É deste último a herança musical que se faz mais presente no trabalho do grupo, seja nos arranjos vocais, na inteligência, na ironia fina das letras, nas composições fundamentadas em complexas linhas de baixo feitas no violão, seja na citação de "Breu da Noite", de sua autoria, em "O Fio da Comunicação", ou na canção "Leve", com a poeta Alice Ruiz, grande parceira de Itamar.

Das flores

"A nossa influência do Itamar é empírica, metade da banda teve envolvimento direto com ele", diz Iara. Alguns integrantes participaram do grupo Orquídeas do Brasil, que acompanhou o compositor na década de 90. "Sempre vai haver essa ligação com a vanguarda paulistana, mas existe uma transformação dessa influência. A gente está dando sequência ao movimento. A gente come e transforma", diz a compositora, evocando a antropofagia do movimento Modernista, outro alimento do DonaZica, que aparece explicitamente na canção "Macunaíma", sobre o "herói sem nenhum caráter" de Mário de Andrade.

Das feridas

A delicadeza dos vocais femininos tem como contraponto algumas canções soturnas como "Até o Dia" ("Cada um com seus problemas/ seus mosquitos/Eles chupam o seu sangue/sua carne"). "Tenho de falar das feridas, não vou falar só das flores. Não faço isso para ficar deprimida, mas para exorcizar", defende Iara. Na canção que leva o nome da banda, elas cantam: "Dona Zica tô vivendo numa boa/E a senhora não me poupa/vem logo me atazanar". Dessa forma, a banda faz de si seu próprio veneno e antídoto.

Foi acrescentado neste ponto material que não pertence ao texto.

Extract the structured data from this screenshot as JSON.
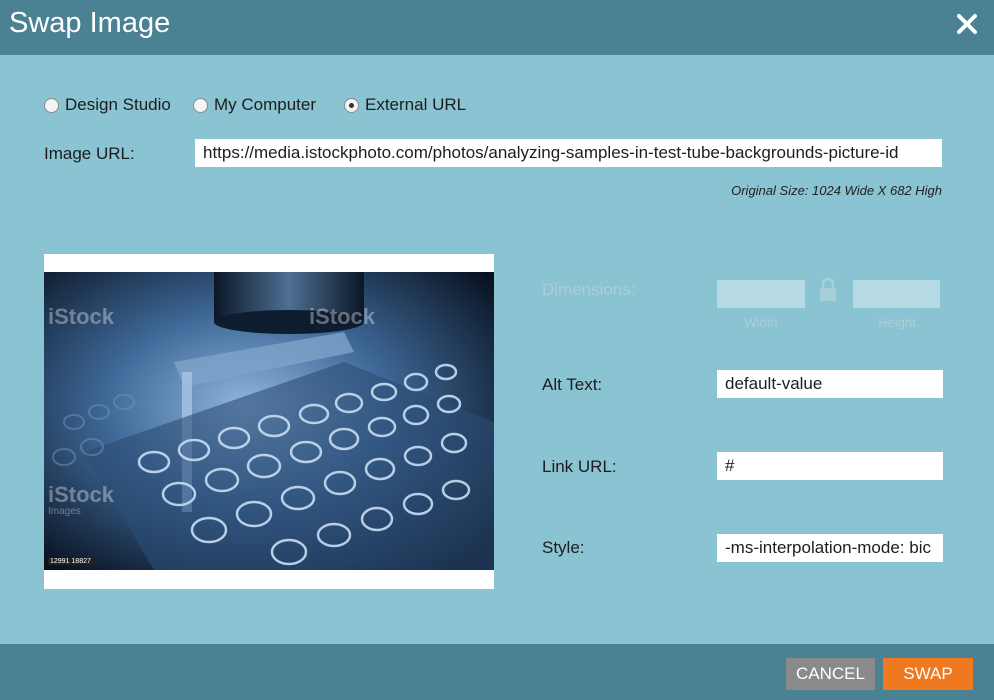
{
  "dialog": {
    "title": "Swap Image"
  },
  "source": {
    "options": [
      "Design Studio",
      "My Computer",
      "External URL"
    ],
    "selected": "External URL"
  },
  "image_url": {
    "label": "Image URL:",
    "value": "https://media.istockphoto.com/photos/analyzing-samples-in-test-tube-backgrounds-picture-id"
  },
  "original_size": "Original Size: 1024 Wide X 682 High",
  "dimensions": {
    "label": "Dimensions:",
    "width_label": "Width",
    "height_label": "Height",
    "width_value": "",
    "height_value": ""
  },
  "alt_text": {
    "label": "Alt Text:",
    "value": "default-value"
  },
  "link_url": {
    "label": "Link URL:",
    "value": "#"
  },
  "style": {
    "label": "Style:",
    "value": "-ms-interpolation-mode: bic"
  },
  "preview": {
    "watermark": "iStock",
    "watermark_sub": "Images",
    "id_tag": "12991 18827"
  },
  "footer": {
    "cancel_label": "CANCEL",
    "swap_label": "SWAP"
  },
  "colors": {
    "titlebar": "#4a8193",
    "body": "#8ac3d2",
    "swap_button": "#f0781e",
    "cancel_button": "#8a8a8a"
  }
}
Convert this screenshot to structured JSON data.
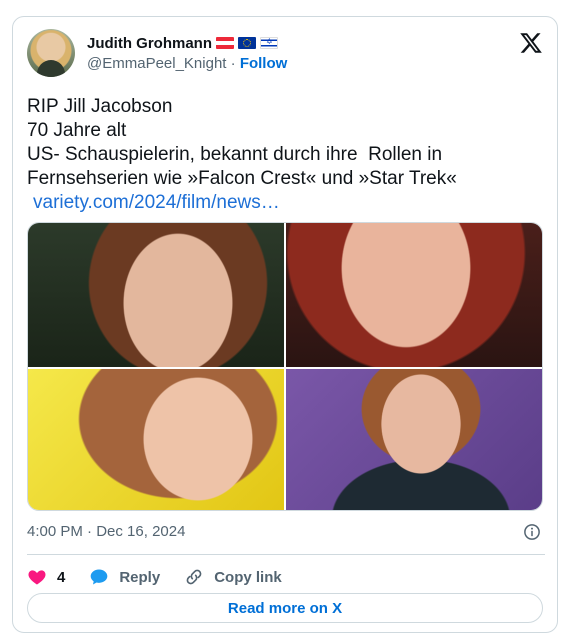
{
  "author": {
    "display_name": "Judith Grohmann",
    "handle": "@EmmaPeel_Knight",
    "separator": "·",
    "follow_label": "Follow",
    "flags": [
      "austria-flag",
      "eu-flag",
      "israel-flag"
    ]
  },
  "tweet": {
    "lines": [
      "RIP Jill Jacobson",
      "70 Jahre alt",
      "US- Schauspielerin, bekannt durch ihre  Rollen in",
      "Fernsehserien wie »Falcon Crest« und »Star Trek«"
    ],
    "link": "variety.com/2024/film/news…"
  },
  "media": {
    "photos": [
      "portrait-photo-1",
      "portrait-photo-2",
      "portrait-photo-3",
      "portrait-photo-4"
    ]
  },
  "meta": {
    "time": "4:00 PM",
    "separator": "·",
    "date": "Dec 16, 2024"
  },
  "actions": {
    "likes_count": "4",
    "reply_label": "Reply",
    "copy_link_label": "Copy link"
  },
  "footer": {
    "read_more_label": "Read more on X"
  },
  "colors": {
    "accent": "#006fd6",
    "link": "#1d6fd6",
    "like": "#f91880",
    "reply_icon": "#1d9bf0",
    "muted": "#536471",
    "border": "#cfd9de"
  }
}
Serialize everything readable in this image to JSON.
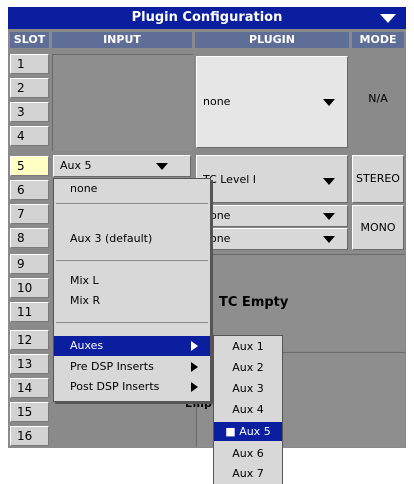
{
  "window": {
    "title": "Plugin Configuration",
    "title_menu_icon": "down-triangle-icon"
  },
  "columns": {
    "slot": "SLOT",
    "input": "INPUT",
    "plugin": "PLUGIN",
    "mode": "MODE"
  },
  "slots": [
    "1",
    "2",
    "3",
    "4",
    "5",
    "6",
    "7",
    "8",
    "9",
    "10",
    "11",
    "12",
    "13",
    "14",
    "15",
    "16"
  ],
  "selected_slot": "5",
  "rows": {
    "group1": {
      "plugin": "none",
      "mode": "N/A"
    },
    "slot5": {
      "input": "Aux 5",
      "plugin": "TC Level I",
      "mode": "STEREO"
    },
    "slot7": {
      "plugin": "none"
    },
    "slot8": {
      "plugin": "none"
    },
    "slot78_mode": "MONO",
    "group9": {
      "plugin": "TC Empty"
    },
    "slot14_partial": "Emp"
  },
  "input_menu": {
    "items": [
      "none",
      "Aux 3 (default)",
      "Mix L",
      "Mix R",
      "Auxes",
      "Pre DSP Inserts",
      "Post DSP Inserts"
    ],
    "highlighted": "Auxes"
  },
  "aux_submenu": {
    "items": [
      "Aux 1",
      "Aux 2",
      "Aux 3",
      "Aux 4",
      "Aux 5",
      "Aux 6",
      "Aux 7"
    ],
    "checked": "Aux 5",
    "check_mark": "■"
  },
  "colors": {
    "title_bar": "#0b1ea0",
    "selected_slot_bg": "#ffffc4",
    "panel_gray": "#8e8e8e",
    "highlight": "#0b1ea0"
  }
}
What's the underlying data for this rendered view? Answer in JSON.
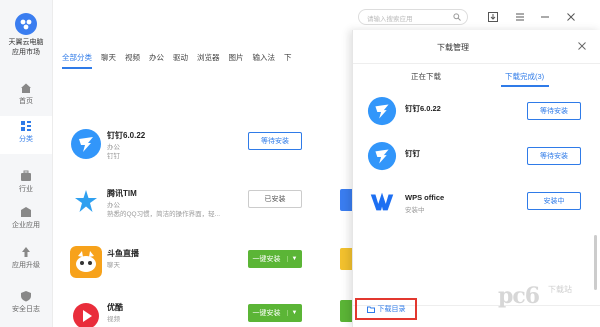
{
  "app": {
    "name_line1": "天翼云电脑",
    "name_line2": "应用市场"
  },
  "sidebar": {
    "items": [
      {
        "label": "首页",
        "icon": "home-icon"
      },
      {
        "label": "分类",
        "icon": "grid-icon",
        "active": true
      },
      {
        "label": "行业",
        "icon": "briefcase-icon"
      },
      {
        "label": "企业应用",
        "icon": "building-icon"
      },
      {
        "label": "应用升级",
        "icon": "upgrade-icon"
      },
      {
        "label": "安全日志",
        "icon": "shield-icon"
      }
    ]
  },
  "search": {
    "placeholder": "请输入搜索应用"
  },
  "tabs": [
    "全部分类",
    "聊天",
    "视频",
    "办公",
    "驱动",
    "浏览器",
    "图片",
    "输入法",
    "下"
  ],
  "apps": [
    {
      "name": "钉钉6.0.22",
      "category": "办公",
      "desc": "钉钉",
      "button": "等待安装",
      "style": "outline"
    },
    {
      "name": "腾讯TIM",
      "category": "办公",
      "desc": "熟悉的QQ习惯，简洁的操作界面，轻...",
      "button": "已安装",
      "style": "gray"
    },
    {
      "name": "斗鱼直播",
      "category": "聊天",
      "desc": "",
      "button": "一键安装",
      "style": "green"
    },
    {
      "name": "优酷",
      "category": "视频",
      "desc": "",
      "button": "一键安装",
      "style": "green"
    }
  ],
  "download_panel": {
    "title": "下载管理",
    "tab_downloading": "正在下载",
    "tab_done": "下载完成(3)",
    "items": [
      {
        "name": "钉钉6.0.22",
        "status": "",
        "button": "等待安装"
      },
      {
        "name": "钉钉",
        "status": "",
        "button": "等待安装"
      },
      {
        "name": "WPS office",
        "status": "安装中",
        "button": "安装中"
      }
    ],
    "dir_button": "下载目录"
  },
  "watermark": {
    "main": "pc6",
    "sub": "下载站"
  },
  "colors": {
    "accent": "#2f7be8",
    "green": "#5bb536",
    "highlight": "#e2382f"
  }
}
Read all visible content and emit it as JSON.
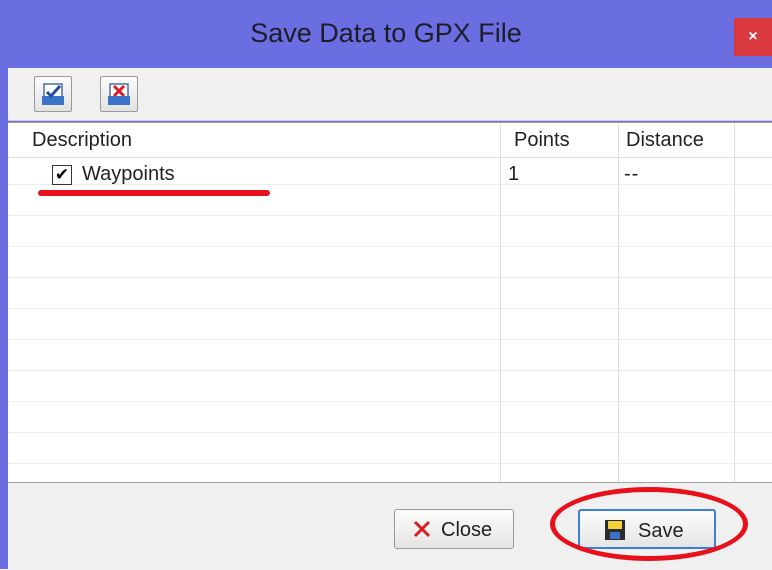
{
  "window": {
    "title": "Save Data to GPX File",
    "close_glyph": "×"
  },
  "toolbar": {
    "buttons": [
      {
        "icon": "check-all-icon"
      },
      {
        "icon": "uncheck-all-icon"
      }
    ]
  },
  "table": {
    "columns": [
      "Description",
      "Points",
      "Distance"
    ],
    "rows": [
      {
        "checked": true,
        "description": "Waypoints",
        "points": "1",
        "distance": "--"
      }
    ]
  },
  "footer": {
    "close_label": "Close",
    "save_label": "Save"
  },
  "colors": {
    "titlebar": "#6b6ee0",
    "close_button": "#d9383e",
    "annotation": "#e8111b"
  }
}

Há ainda a articulada "Protesto Pessoal" ("E a criatividade é o melhor remédio/a cura pro tédio/ Insere a rima rica no seu verso"), a satírica "Jabá" e a ótima "11.09", sobre os atentados de 11 de setembro de 2001 ("Mais uma página de horror e glória/ Fazendo de vítima o império do dólar/Novo velho deus que a humanidade adora").

Junto dessa trinca de compositoras, um time de músicos de primeira constrói arranjos intrincados e deixa o ouvinte a perguntar: isso é maracatu, é samba, é drum'n'bass, é rap, é o quê? Não importa, é DonaZica. E já era tempo de colher essas orquídeas, feridas em flor, do jardim musical de Itamar Assumpção.